Re: [PATCH 1/2] fs: make do_mkdirat() take struct filename
From: Dmitry Kadashev <hidden>
Date: 2021-02-02 04:40:14
Also in:
io-uring
On Mon, Feb 1, 2021 at 10:00 PM Al Viro [off-list ref] wrote:
On Mon, Feb 01, 2021 at 06:09:01PM +0700, Dmitry Kadashev wrote:quoted
Hi Al, I think I need more guidance here. First of all, I've based that code on commit 7cdfa44227b0 ("vfs: Fix refcounting of filenames in fs_parser"), which does exactly the same refcount bump in fs_parser.c for filename_lookup(). I'm not saying it's a good excuse to introduce more code like that if that's a bad code though.It is a bad code. If you look at that function, you'll see that the entire mess around put_f is rather hard to follow and reason about. That's a function with no users, and I'm not sure we want to keep it long-term.
But the reason for the put_f mess is the fact that the function accepts either a string (which it resolves to a struct filename that it then owns) or a struct filename (that it does not own), not the meddling with the refcount. I'm not trying to argue that we should do the meddling though, I'm fine with the other approach.
quoted
What I _am_ saying is we probably want to make the approaches consistent (at least eventually), which means we'd need the same "don't drop the name" variant of filename_lookup?"don't drop the name on success", similar to what filename_parentat() does.

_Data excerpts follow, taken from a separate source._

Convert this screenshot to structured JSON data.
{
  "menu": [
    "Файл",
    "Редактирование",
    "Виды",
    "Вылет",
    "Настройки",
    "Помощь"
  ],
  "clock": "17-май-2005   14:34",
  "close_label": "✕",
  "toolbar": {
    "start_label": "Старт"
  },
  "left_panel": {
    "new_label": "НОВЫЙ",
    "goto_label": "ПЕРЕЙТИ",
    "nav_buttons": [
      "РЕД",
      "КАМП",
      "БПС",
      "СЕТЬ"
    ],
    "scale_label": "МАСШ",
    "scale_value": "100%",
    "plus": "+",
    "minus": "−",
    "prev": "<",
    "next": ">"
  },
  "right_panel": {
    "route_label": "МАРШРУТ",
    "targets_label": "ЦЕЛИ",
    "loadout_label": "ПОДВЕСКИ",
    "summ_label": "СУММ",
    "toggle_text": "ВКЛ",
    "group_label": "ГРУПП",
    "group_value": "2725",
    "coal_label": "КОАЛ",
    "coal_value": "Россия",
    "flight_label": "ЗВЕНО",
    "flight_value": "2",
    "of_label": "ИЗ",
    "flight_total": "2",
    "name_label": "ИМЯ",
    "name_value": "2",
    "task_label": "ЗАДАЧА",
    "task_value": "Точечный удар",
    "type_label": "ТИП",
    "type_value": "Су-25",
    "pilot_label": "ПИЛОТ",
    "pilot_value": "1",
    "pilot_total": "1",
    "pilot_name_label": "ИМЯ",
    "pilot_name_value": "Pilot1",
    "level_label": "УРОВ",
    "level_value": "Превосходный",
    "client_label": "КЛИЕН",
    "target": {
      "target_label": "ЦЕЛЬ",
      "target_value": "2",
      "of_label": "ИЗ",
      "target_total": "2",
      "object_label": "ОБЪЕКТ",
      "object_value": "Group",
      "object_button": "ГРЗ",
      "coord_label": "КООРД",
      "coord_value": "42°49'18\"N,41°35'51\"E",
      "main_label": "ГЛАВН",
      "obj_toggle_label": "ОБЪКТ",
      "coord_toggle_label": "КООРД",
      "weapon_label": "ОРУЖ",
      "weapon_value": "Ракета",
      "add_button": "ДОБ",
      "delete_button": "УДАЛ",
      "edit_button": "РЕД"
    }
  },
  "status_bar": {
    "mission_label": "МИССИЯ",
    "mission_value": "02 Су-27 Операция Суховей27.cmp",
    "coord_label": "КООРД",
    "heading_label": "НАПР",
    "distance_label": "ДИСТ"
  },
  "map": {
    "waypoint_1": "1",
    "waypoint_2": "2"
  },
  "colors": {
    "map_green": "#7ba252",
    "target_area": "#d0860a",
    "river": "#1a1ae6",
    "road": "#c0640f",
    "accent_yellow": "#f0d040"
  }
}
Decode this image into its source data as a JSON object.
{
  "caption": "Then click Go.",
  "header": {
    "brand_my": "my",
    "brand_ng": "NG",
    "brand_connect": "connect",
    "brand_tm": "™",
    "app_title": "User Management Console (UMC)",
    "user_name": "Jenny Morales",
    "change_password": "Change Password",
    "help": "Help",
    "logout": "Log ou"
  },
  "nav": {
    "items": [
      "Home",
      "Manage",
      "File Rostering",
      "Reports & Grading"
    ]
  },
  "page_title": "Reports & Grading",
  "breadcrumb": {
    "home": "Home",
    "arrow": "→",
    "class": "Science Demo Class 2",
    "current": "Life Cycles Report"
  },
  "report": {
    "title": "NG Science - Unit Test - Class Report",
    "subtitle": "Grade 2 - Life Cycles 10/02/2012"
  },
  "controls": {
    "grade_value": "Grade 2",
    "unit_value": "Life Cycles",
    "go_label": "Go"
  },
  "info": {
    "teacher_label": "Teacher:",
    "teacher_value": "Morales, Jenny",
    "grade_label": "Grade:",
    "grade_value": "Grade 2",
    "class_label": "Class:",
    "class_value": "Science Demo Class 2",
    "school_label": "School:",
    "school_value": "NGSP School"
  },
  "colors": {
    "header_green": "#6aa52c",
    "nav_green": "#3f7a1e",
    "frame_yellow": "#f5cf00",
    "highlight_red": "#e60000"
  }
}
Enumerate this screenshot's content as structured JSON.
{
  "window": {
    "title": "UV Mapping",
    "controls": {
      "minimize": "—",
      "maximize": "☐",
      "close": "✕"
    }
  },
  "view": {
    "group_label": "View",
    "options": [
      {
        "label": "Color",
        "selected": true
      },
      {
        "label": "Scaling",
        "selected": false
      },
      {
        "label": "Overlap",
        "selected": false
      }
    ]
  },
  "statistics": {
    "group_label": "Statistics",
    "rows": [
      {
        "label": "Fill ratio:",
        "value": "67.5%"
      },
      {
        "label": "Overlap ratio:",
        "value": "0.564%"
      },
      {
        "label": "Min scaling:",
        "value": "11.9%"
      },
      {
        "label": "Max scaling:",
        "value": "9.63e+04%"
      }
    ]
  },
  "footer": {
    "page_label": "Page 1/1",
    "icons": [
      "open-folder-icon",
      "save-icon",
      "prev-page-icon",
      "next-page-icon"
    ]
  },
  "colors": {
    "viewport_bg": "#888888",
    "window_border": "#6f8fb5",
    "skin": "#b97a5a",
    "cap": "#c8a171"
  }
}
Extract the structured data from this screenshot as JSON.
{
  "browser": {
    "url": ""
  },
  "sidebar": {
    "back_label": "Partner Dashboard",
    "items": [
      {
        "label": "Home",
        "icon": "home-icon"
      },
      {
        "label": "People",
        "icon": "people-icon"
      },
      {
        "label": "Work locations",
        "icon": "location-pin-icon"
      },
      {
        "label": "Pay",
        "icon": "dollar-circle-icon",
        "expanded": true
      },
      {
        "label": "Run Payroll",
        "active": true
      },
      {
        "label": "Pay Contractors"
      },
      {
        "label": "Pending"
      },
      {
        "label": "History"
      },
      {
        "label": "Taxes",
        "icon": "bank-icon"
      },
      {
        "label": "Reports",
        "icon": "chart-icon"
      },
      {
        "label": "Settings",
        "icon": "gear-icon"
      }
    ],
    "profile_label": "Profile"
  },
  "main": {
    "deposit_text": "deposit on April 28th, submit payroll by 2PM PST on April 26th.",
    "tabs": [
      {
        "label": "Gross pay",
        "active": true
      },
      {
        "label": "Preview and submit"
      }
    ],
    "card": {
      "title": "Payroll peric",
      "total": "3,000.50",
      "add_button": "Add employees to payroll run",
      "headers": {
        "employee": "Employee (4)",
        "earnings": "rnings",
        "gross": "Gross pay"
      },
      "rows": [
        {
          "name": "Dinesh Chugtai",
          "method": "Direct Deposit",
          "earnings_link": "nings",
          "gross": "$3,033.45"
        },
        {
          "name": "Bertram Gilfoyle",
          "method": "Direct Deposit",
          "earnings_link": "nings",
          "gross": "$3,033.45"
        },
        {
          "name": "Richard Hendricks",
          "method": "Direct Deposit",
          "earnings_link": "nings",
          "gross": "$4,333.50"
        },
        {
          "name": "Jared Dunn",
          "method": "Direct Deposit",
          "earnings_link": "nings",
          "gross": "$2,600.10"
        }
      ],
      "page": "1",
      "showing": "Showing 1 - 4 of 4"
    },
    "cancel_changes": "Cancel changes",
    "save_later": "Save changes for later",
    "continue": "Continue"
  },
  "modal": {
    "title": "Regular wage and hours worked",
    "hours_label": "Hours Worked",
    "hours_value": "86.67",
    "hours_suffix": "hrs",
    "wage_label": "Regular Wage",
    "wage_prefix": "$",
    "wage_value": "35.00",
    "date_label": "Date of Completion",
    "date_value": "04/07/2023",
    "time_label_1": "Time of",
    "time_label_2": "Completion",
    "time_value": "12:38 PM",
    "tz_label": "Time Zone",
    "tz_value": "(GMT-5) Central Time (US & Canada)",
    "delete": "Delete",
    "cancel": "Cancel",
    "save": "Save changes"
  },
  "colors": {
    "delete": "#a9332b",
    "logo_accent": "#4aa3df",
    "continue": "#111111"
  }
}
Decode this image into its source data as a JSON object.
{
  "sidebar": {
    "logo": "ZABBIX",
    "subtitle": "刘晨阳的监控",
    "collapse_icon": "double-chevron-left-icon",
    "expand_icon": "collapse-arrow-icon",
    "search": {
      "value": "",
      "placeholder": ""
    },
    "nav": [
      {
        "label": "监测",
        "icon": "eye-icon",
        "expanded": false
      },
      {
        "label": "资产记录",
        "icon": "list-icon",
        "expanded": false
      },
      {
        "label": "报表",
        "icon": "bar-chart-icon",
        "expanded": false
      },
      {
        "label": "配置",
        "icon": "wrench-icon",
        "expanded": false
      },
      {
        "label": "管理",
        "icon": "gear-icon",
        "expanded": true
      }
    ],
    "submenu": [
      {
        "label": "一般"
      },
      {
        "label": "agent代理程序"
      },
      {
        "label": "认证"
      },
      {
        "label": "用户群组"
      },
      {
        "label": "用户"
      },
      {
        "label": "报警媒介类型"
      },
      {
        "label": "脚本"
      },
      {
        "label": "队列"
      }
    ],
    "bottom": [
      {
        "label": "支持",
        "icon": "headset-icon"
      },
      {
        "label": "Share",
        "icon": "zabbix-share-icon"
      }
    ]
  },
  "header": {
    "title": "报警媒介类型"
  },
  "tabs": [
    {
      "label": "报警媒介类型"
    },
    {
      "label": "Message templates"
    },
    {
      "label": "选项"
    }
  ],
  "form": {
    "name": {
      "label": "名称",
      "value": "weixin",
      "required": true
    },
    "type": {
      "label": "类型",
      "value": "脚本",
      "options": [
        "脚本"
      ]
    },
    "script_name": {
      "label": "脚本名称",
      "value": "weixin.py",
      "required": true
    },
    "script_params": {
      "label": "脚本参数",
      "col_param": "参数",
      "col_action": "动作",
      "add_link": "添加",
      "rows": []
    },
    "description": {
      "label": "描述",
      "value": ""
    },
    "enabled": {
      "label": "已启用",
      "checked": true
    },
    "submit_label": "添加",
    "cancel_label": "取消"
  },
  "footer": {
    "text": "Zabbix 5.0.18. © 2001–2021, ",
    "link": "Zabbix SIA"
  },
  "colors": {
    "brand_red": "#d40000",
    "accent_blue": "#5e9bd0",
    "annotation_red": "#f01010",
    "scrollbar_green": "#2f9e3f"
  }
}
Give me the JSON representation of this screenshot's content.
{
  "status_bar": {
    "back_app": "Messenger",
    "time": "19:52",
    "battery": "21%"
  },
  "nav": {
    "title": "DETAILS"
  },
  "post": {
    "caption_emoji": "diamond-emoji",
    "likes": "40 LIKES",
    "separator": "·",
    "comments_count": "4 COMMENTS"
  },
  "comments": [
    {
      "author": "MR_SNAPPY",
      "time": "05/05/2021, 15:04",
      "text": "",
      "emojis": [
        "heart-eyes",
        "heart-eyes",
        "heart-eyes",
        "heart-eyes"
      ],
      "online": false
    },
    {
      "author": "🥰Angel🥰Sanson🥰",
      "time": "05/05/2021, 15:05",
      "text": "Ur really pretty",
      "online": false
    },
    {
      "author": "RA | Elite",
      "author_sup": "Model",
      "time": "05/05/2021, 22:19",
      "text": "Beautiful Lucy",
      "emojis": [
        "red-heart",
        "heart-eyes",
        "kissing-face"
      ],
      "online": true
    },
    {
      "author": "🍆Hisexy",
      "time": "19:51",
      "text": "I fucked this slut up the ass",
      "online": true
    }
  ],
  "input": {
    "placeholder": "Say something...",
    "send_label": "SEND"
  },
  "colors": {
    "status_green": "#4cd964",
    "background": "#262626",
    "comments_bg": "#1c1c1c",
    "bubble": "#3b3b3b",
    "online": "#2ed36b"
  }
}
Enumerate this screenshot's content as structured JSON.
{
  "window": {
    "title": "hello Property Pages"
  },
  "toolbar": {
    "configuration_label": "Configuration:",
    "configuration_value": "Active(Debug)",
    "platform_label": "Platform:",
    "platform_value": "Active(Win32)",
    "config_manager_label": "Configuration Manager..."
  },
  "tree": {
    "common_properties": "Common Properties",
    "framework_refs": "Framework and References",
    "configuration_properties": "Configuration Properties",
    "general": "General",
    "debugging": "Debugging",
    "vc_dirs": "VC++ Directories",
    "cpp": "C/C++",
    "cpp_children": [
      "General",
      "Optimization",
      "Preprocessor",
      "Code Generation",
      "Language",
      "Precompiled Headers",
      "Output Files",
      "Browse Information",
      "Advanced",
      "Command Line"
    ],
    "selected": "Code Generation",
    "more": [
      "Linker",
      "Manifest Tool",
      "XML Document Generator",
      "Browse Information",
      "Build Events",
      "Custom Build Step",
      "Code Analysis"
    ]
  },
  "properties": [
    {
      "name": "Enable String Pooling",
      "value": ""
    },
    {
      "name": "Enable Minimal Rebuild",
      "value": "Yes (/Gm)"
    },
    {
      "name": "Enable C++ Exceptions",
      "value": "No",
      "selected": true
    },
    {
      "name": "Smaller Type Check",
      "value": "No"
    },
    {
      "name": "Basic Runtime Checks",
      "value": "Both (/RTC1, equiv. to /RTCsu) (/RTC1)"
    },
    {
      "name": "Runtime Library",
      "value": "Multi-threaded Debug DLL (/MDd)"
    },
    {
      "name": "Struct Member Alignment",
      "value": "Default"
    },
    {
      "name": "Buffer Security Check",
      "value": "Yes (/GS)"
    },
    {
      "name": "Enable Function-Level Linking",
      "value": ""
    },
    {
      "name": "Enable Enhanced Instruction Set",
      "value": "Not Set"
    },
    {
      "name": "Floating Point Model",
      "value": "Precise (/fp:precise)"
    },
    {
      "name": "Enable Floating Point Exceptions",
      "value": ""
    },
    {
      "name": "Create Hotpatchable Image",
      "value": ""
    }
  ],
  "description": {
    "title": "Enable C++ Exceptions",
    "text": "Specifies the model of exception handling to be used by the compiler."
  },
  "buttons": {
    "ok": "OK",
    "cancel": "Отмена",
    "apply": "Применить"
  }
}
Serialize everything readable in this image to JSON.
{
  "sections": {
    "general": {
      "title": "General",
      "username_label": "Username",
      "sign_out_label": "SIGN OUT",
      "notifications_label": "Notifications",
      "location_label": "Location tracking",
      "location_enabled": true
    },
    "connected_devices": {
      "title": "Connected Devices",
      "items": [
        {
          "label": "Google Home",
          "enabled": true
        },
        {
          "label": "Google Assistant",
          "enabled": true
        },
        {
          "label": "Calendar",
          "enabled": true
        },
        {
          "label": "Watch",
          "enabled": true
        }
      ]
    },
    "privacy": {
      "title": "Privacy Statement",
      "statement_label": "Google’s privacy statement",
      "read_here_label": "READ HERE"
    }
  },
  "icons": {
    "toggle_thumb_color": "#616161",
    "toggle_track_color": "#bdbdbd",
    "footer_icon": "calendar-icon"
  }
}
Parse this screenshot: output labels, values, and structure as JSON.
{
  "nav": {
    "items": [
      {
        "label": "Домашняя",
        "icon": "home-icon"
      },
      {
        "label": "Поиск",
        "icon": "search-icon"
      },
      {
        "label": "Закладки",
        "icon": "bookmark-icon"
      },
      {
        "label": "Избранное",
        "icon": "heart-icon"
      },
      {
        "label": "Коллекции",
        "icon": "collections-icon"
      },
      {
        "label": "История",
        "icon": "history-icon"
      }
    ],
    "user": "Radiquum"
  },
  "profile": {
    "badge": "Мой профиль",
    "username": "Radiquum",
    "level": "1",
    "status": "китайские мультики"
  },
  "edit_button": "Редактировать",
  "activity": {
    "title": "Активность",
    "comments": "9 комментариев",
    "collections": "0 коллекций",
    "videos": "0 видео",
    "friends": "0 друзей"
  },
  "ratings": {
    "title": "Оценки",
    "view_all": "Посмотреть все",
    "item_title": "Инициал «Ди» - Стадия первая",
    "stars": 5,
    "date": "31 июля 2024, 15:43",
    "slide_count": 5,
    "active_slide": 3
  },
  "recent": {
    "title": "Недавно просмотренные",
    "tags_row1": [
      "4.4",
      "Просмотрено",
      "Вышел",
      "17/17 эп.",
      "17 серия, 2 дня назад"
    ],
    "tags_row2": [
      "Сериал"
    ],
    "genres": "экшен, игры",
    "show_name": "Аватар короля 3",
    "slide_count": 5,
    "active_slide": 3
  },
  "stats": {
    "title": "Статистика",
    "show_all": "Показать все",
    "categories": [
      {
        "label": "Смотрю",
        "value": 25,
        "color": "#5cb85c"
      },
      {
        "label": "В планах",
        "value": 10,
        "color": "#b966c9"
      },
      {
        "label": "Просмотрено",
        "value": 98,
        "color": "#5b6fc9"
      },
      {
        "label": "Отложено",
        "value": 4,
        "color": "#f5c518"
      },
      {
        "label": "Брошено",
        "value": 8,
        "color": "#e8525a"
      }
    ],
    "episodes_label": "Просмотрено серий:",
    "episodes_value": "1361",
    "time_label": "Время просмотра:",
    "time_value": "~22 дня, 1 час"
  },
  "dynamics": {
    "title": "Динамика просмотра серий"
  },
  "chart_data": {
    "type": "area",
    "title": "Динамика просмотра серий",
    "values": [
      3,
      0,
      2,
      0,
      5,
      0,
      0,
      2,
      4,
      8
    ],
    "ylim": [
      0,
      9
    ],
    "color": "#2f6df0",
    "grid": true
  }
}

OK, that makes things much simpler.
quoted
And given the fact filename_parentat (used from filename_create) drops the name on error it looks like we'd need another copy of it too?No need.
OK.
quoted
Do you think it's really worth it or maybe all of these functions will make things more confusing? (from the looks of it right now the convention is that the `struct filename` ownership is always transferred when it is passed as an arg) Also, do you have a good name for such functions that do not drop the name? And, just for my education, can you explain why the reference counting for struct filename exists if it's considered a bad practice to increase the reference counter (assuming the cleanup code is correct)?The last one is the easiest to answer - we want to keep the imported strings around for audit. It's not so much a proper refcounting as it is "we might want freeing delayed" implemented as refcount. As for do_mkdirat(), you probably want semantics similar to do_unlinkat(), i.e. have it consume the argument passed to it. The main complication comes from ESTALE retries; want -ESTALE from ->mkdir() itself to trigger "redo filename_parentat() with LOOKUP_REVAL, then try the rest one more time". For which you need to keep filename around. OK, so you want a variant of filename_create() that would _not_ consume the filename on success (i.e. act as filename_parentat() itself does). Which is trivial to implement - just rename filename_create() to __filename_create() and remove one of two putname() in there, leaving just the one in failure exits. Then filename_create() itself becomes simply static inline struct dentry *filename_create(int dfd, struct filename *name, struct path *path, unsigned int lookup_flags) { struct dentry *res = __filename_create(dfd, name, path, lookup_flags); if (!IS_ERR(res)) putname(name); return res; } and in your do_mkdirat() replacement use dentry = __filename_create(dfd, filename, &path, lookup_flags); instead of dentry = user_path_create(dfd, pathname, &path, lookup_flags); and add putname(filename); in the very end. All it takes...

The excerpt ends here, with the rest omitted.